There are lots of history herebut I’ll try to give you a quick overview: Musk read about the enormous potential and risks of AI in 2014 and 2015 and became convinced that it was one of the greatest challenges of our time:

With artificial intelligence, we invoke the demon. You know all those stories where there’s the guy with the pentagram and the holy water and he’s like, yeah, he sure can control the demon? It does not work.

Along with other Silicon Valley luminaries like Y Combinator’s Sam Altman, Musk co-founded OpenAI in 2015, ostensibly to ensure that the development of AI would benefit all of humanity. It’s a complicated mission, to say the least, as the best way to get the AI ​​to work depends heavily on what exactly you expect. Musk said he fears the centralization of power under the technological elites; others worry tech elites will lose control of their own creation.

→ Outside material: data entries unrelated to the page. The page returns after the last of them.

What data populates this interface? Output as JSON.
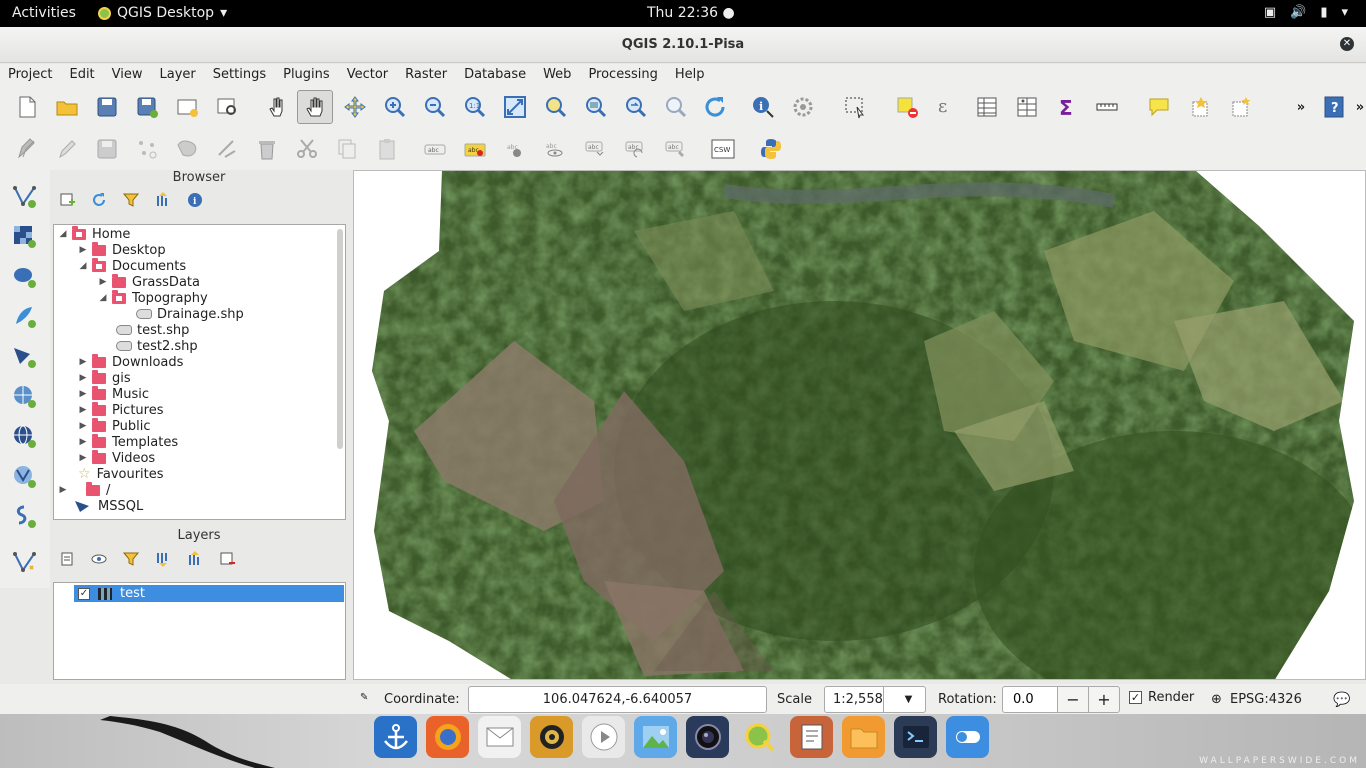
{
  "topbar": {
    "activities": "Activities",
    "app_menu": "QGIS Desktop",
    "clock": "Thu 22:36"
  },
  "window": {
    "title": "QGIS 2.10.1-Pisa"
  },
  "menubar": [
    "Project",
    "Edit",
    "View",
    "Layer",
    "Settings",
    "Plugins",
    "Vector",
    "Raster",
    "Database",
    "Web",
    "Processing",
    "Help"
  ],
  "toolbar2": {
    "csw_label": "CSW"
  },
  "browser": {
    "title": "Browser",
    "tree": [
      {
        "label": "Home",
        "expanded": true,
        "icon": "home-folder-icon"
      },
      {
        "label": "Desktop",
        "icon": "folder-icon"
      },
      {
        "label": "Documents",
        "expanded": true,
        "icon": "home-folder-icon"
      },
      {
        "label": "GrassData",
        "icon": "folder-icon"
      },
      {
        "label": "Topography",
        "expanded": true,
        "icon": "home-folder-icon"
      },
      {
        "label": "Drainage.shp",
        "icon": "shapefile-icon"
      },
      {
        "label": "test.shp",
        "icon": "shapefile-icon"
      },
      {
        "label": "test2.shp",
        "icon": "shapefile-icon"
      },
      {
        "label": "Downloads",
        "icon": "folder-icon"
      },
      {
        "label": "gis",
        "icon": "folder-icon"
      },
      {
        "label": "Music",
        "icon": "folder-icon"
      },
      {
        "label": "Pictures",
        "icon": "folder-icon"
      },
      {
        "label": "Public",
        "icon": "folder-icon"
      },
      {
        "label": "Templates",
        "icon": "folder-icon"
      },
      {
        "label": "Videos",
        "icon": "folder-icon"
      },
      {
        "label": "Favourites",
        "icon": "star-icon"
      },
      {
        "label": "/",
        "icon": "folder-icon"
      },
      {
        "label": "MSSQL",
        "icon": "mssql-icon"
      }
    ]
  },
  "layers": {
    "title": "Layers",
    "items": [
      {
        "label": "test",
        "checked": true,
        "selected": true
      }
    ]
  },
  "statusbar": {
    "coordinate_label": "Coordinate:",
    "coordinate_value": "106.047624,-6.640057",
    "scale_label": "Scale",
    "scale_value": "1:2,558",
    "rotation_label": "Rotation:",
    "rotation_value": "0.0",
    "rot_minus": "−",
    "rot_plus": "+",
    "render_label": "Render",
    "render_checked": true,
    "crs": "EPSG:4326"
  },
  "wallpaper_watermark": "WALLPAPERSWIDE.COM",
  "colors": {
    "accent": "#3d8ee0",
    "folder": "#e8546f",
    "bg": "#efefed"
  }
}
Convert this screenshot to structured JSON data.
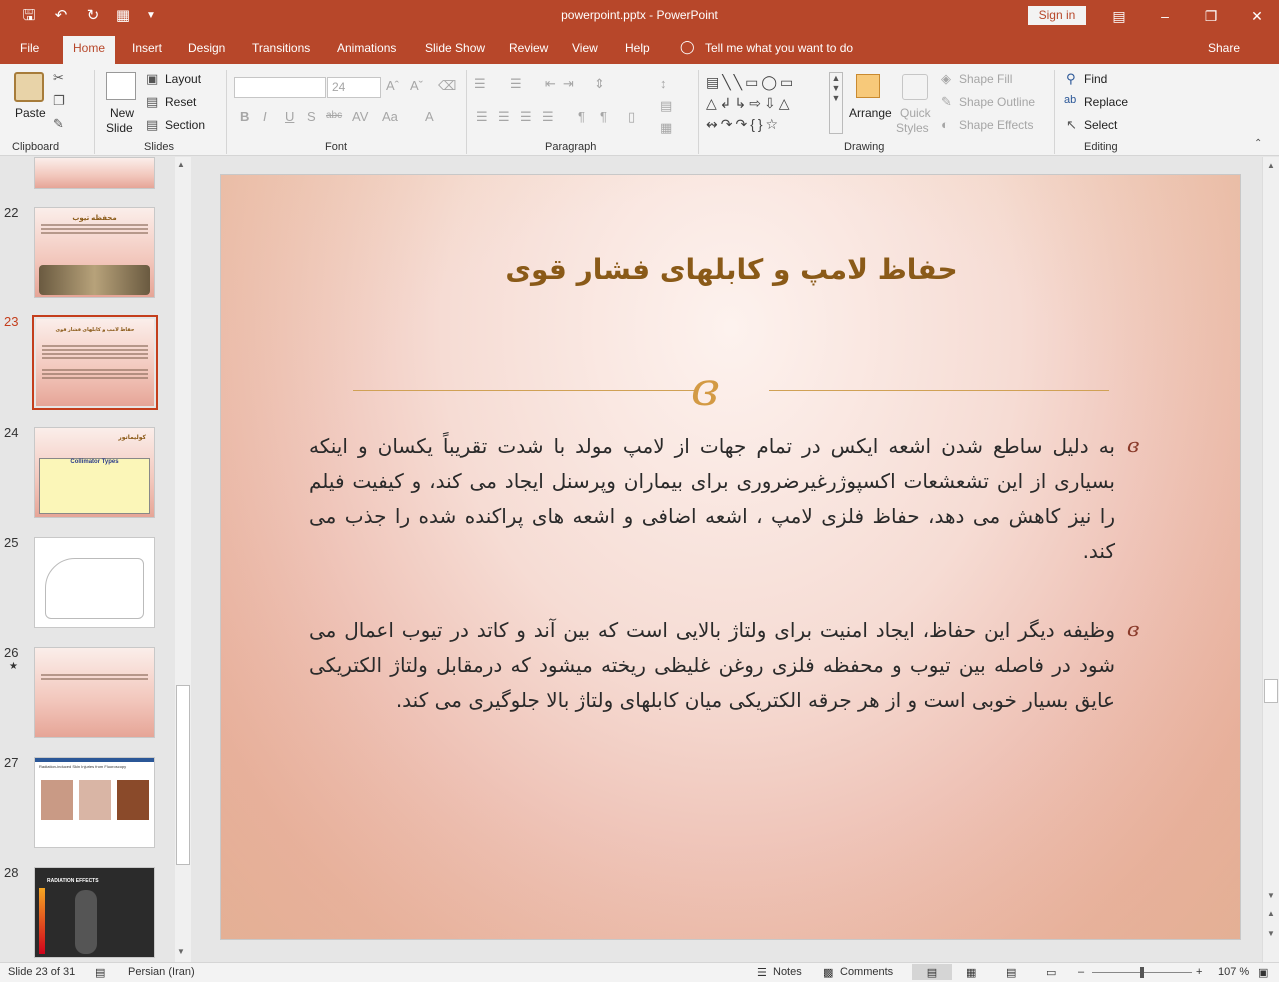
{
  "window": {
    "doc_title": "powerpoint.pptx  -  PowerPoint",
    "sign_in": "Sign in"
  },
  "tabs": [
    "File",
    "Home",
    "Insert",
    "Design",
    "Transitions",
    "Animations",
    "Slide Show",
    "Review",
    "View",
    "Help"
  ],
  "tell_me": "Tell me what you want to do",
  "share": "Share",
  "ribbon": {
    "clipboard": {
      "label": "Clipboard",
      "paste": "Paste"
    },
    "slides": {
      "label": "Slides",
      "new_slide_1": "New",
      "new_slide_2": "Slide",
      "layout": "Layout",
      "reset": "Reset",
      "section": "Section"
    },
    "font": {
      "label": "Font",
      "size": "24"
    },
    "paragraph": {
      "label": "Paragraph"
    },
    "drawing": {
      "label": "Drawing",
      "arrange": "Arrange",
      "quick_styles_1": "Quick",
      "quick_styles_2": "Styles",
      "shape_fill": "Shape Fill",
      "shape_outline": "Shape Outline",
      "shape_effects": "Shape Effects"
    },
    "editing": {
      "label": "Editing",
      "find": "Find",
      "replace": "Replace",
      "select": "Select"
    }
  },
  "thumbnails": [
    {
      "num": "22",
      "title": "محفظه تیوب"
    },
    {
      "num": "23",
      "title": "حفاظ لامپ و کابلهای فشار قوی"
    },
    {
      "num": "24",
      "title": "کولیماتور",
      "subtitle": "Collimator Types"
    },
    {
      "num": "25",
      "title": ""
    },
    {
      "num": "26",
      "title": "",
      "star": "★"
    },
    {
      "num": "27",
      "title": "Radiation-induced Skin Injuries from Fluoroscopy"
    },
    {
      "num": "28",
      "title": "RADIATION EFFECTS"
    }
  ],
  "slide": {
    "title": "حفاظ لامپ و کابلهای فشار قوی",
    "ornament": "ɞ",
    "bullet": "ɞ",
    "paragraph1": "به دلیل ساطع شدن اشعه ایکس در تمام جهات از لامپ مولد با شدت تقریباً یکسان و اینکه بسیاری از این تشعشعات اکسپوژرغیرضروری برای بیماران وپرسنل ایجاد می کند، و کیفیت فیلم را نیز کاهش می دهد، حفاظ فلزی لامپ ، اشعه اضافی و اشعه های پراکنده شده را جذب می کند.",
    "paragraph2": "وظیفه دیگر این حفاظ، ایجاد امنیت برای ولتاژ بالایی است که بین آند و کاتد در تیوب اعمال می شود در فاصله بین تیوب و محفظه فلزی روغن غلیظی ریخته میشود که درمقابل ولتاژ الکتریکی عایق بسیار خوبی است و از هر جرقه الکتریکی میان کابلهای ولتاژ بالا جلوگیری می کند."
  },
  "status": {
    "slide_of": "Slide 23 of 31",
    "language": "Persian (Iran)",
    "notes": "Notes",
    "comments": "Comments",
    "zoom": "107 %"
  },
  "colors": {
    "accent": "#b7472a",
    "title": "#8a5a18",
    "ornament": "#d39a44"
  }
}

Although the musk deceased OpenAI in 2019, he kept warning about AI, including AIs that the company he helped found build and liberate in the world.

I rarely find common ground with Elon Musk. But that “yuck” is also part of how I felt reading Brockman’s prediction. The warnings from AI experts who we create god used to be easily seen as hype; they are no longer so easy to eliminate.

I am very proud of myself prediction report, but I’d like to be wrong about that. I think a slow, sleepy year on the AI ​​front would be good news for humanity. We would have some time to adapt to the difficult poses of the AI, study the models we have and learn how they work and how they break.

We would be able to make progress on the challenge of understanding the goals of AI systems and predicting their behavior. And with the hype cooling, maybe we’ll have time to have a more serious conversation about why AI is so important and how we – a human civilization with a common interest in this problem – can make sure everything goes well.

That’s what I would like to see. But the easiest way to go wrong with predictions is to predict what you want to see instead of seeing where you see the indicated incentives and technological developments. And AI incentives do not indicate a sleepy year.